Петербургская империя – европейская по форме, евразийская по содержанию. Заклятие Проекта сохранило силу. Чтобы развеять чары полностью, Петру надо было рубить византийско-церковный корень, стать новым Юлианом Отступником – но он не мог это сделать, не упразднив самого себя. Его уже и так называли "антихристом". Легитимность власти Петра исходила из этого корня, не говоря уже о том, что византизм довлел над сознанием огромной части народа. В итоге Петр остался в рамках Проекта. Самое большее, из того, что ему удалось – вливание германской крови в правящую династию.
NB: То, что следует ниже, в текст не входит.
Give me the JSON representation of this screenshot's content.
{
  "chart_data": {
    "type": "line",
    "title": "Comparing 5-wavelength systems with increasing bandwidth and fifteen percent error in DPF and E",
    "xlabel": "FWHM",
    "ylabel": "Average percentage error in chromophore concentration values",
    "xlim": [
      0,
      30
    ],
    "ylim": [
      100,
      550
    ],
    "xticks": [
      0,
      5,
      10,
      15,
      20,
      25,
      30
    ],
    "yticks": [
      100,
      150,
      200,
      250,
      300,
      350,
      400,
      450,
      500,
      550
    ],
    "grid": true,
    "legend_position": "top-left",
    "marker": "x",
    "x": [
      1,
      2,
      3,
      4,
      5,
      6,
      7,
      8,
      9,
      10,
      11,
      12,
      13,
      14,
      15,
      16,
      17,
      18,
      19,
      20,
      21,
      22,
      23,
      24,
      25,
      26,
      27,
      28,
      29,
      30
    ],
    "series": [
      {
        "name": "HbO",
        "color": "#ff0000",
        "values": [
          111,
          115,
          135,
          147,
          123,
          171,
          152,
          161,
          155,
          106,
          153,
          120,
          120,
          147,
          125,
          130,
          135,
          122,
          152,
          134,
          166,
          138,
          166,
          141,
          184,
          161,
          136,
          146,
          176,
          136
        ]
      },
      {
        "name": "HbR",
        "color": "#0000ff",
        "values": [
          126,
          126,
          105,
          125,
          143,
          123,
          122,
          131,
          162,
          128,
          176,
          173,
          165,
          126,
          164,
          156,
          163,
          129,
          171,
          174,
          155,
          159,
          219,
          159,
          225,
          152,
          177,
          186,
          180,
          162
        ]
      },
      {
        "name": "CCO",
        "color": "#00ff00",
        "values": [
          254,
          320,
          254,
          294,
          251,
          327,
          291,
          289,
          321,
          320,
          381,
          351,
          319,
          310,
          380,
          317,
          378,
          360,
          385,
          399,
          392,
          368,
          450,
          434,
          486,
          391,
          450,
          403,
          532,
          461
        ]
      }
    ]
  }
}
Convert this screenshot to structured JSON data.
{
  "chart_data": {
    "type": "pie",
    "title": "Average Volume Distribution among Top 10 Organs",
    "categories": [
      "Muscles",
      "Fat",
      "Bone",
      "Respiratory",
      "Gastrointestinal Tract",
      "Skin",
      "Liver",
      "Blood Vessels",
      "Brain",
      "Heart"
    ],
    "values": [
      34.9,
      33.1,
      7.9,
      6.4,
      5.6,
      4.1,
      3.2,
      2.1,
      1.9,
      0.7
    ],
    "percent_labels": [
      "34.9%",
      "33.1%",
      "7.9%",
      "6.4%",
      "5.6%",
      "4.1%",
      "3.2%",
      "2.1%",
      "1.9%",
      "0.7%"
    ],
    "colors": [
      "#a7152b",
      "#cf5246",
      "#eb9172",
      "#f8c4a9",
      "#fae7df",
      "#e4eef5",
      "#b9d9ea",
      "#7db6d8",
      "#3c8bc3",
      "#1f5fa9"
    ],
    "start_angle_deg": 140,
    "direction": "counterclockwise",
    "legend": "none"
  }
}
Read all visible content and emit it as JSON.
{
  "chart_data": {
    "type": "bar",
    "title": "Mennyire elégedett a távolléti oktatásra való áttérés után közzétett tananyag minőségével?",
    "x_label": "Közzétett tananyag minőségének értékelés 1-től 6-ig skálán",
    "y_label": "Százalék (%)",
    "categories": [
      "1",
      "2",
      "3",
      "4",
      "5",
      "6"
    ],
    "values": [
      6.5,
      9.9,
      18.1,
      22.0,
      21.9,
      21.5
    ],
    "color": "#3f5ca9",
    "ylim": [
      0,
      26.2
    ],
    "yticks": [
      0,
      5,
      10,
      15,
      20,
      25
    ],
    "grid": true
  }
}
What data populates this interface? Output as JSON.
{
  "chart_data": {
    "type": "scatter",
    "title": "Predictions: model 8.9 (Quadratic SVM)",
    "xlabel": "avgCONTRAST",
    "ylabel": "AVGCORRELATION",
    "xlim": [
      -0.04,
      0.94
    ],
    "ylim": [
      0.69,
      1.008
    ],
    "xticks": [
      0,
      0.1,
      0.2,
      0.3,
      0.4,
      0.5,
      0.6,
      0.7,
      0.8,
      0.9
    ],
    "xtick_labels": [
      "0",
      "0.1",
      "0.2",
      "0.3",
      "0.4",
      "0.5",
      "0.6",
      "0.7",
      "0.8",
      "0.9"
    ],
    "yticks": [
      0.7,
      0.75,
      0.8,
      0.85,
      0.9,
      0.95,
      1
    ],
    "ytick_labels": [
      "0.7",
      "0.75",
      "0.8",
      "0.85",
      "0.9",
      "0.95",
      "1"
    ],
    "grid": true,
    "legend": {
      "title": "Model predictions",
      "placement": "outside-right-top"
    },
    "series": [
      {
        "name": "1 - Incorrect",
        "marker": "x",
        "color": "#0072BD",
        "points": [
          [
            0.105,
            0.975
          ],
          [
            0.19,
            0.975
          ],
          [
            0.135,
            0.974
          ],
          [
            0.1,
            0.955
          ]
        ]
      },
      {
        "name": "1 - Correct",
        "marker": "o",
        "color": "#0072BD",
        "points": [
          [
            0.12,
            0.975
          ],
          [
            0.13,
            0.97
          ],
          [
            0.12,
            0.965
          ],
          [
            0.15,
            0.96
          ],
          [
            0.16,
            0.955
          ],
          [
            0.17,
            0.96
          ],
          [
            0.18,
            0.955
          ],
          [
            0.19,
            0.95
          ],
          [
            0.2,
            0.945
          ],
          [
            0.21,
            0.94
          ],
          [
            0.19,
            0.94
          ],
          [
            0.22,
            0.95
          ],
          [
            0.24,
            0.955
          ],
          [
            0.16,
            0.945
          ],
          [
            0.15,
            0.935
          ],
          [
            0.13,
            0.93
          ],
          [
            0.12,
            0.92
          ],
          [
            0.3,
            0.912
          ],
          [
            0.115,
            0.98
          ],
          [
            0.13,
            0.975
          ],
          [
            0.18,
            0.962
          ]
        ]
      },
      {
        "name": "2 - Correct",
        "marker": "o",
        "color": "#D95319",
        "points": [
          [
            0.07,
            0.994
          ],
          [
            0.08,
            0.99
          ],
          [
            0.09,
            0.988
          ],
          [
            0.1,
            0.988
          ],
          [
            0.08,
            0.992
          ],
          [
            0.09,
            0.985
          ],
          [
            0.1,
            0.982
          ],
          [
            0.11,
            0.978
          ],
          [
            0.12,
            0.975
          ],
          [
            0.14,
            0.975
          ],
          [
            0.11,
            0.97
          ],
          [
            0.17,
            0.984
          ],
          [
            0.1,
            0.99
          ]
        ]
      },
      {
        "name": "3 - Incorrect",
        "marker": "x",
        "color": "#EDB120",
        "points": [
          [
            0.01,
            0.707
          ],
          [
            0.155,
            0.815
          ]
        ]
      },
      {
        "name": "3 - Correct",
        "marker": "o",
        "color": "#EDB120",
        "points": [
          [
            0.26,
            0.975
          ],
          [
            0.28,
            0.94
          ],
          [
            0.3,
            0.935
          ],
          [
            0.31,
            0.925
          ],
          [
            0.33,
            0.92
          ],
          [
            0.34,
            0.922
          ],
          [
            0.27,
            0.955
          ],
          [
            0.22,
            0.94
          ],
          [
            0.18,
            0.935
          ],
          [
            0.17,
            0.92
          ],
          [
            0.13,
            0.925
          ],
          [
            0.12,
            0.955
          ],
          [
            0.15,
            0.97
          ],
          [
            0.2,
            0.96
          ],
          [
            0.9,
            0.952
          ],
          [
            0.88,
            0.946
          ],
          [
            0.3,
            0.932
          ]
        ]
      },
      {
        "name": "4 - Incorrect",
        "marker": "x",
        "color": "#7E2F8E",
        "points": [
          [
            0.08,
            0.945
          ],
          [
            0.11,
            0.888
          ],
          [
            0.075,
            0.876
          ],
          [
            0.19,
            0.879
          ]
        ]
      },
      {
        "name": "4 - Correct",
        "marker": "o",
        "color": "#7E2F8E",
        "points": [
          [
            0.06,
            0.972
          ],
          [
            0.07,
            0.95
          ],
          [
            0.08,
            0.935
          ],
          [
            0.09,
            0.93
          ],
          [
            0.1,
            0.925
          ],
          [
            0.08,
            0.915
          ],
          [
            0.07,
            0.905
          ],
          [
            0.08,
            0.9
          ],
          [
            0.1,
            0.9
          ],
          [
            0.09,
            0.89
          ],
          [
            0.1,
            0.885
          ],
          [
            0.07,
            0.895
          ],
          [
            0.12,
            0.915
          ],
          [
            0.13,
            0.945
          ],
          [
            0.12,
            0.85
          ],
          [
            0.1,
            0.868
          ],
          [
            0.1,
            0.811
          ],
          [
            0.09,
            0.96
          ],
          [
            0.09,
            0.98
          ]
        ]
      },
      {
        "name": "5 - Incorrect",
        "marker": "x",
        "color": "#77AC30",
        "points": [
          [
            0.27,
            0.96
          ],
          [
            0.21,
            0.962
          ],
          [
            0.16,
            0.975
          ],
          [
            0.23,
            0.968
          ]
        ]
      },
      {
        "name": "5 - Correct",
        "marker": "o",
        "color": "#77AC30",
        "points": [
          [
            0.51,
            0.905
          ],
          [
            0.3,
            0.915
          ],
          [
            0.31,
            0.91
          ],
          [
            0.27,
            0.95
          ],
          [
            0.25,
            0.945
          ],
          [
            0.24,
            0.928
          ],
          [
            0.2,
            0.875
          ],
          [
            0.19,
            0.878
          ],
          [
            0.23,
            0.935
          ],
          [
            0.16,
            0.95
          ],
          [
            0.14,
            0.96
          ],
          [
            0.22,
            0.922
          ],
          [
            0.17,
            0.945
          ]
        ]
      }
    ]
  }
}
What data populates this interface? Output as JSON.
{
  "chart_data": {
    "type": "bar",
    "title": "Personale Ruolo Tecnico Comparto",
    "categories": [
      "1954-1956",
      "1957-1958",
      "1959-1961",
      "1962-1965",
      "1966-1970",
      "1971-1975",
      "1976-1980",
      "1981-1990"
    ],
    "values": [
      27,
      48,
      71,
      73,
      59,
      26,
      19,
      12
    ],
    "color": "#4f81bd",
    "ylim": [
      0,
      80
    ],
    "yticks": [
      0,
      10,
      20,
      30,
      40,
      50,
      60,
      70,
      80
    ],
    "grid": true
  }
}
Это и позволяло Империи в течение двух веков быть "фасадом Европы". Однако в итоге Проект исторг из себя в небытие, как чуждый элемент, германизированную династию и Россия вновь стала "фасадом Азии".
Ордынско-московско-византийское наследие затаилось в тени классических колонн, под мундирами тайных советников, затерялось в толпе на Невском, спряталось, как вошь, в кудлатой башке крепостного мужика-общинника, бредящего уравниловкой – но не исчезло. В 1917 году оно, стократ усиленное ядовитой иудейской струей, хлынуло потопом по улицам, мстя Петру за двухсотлетнее сдерживание.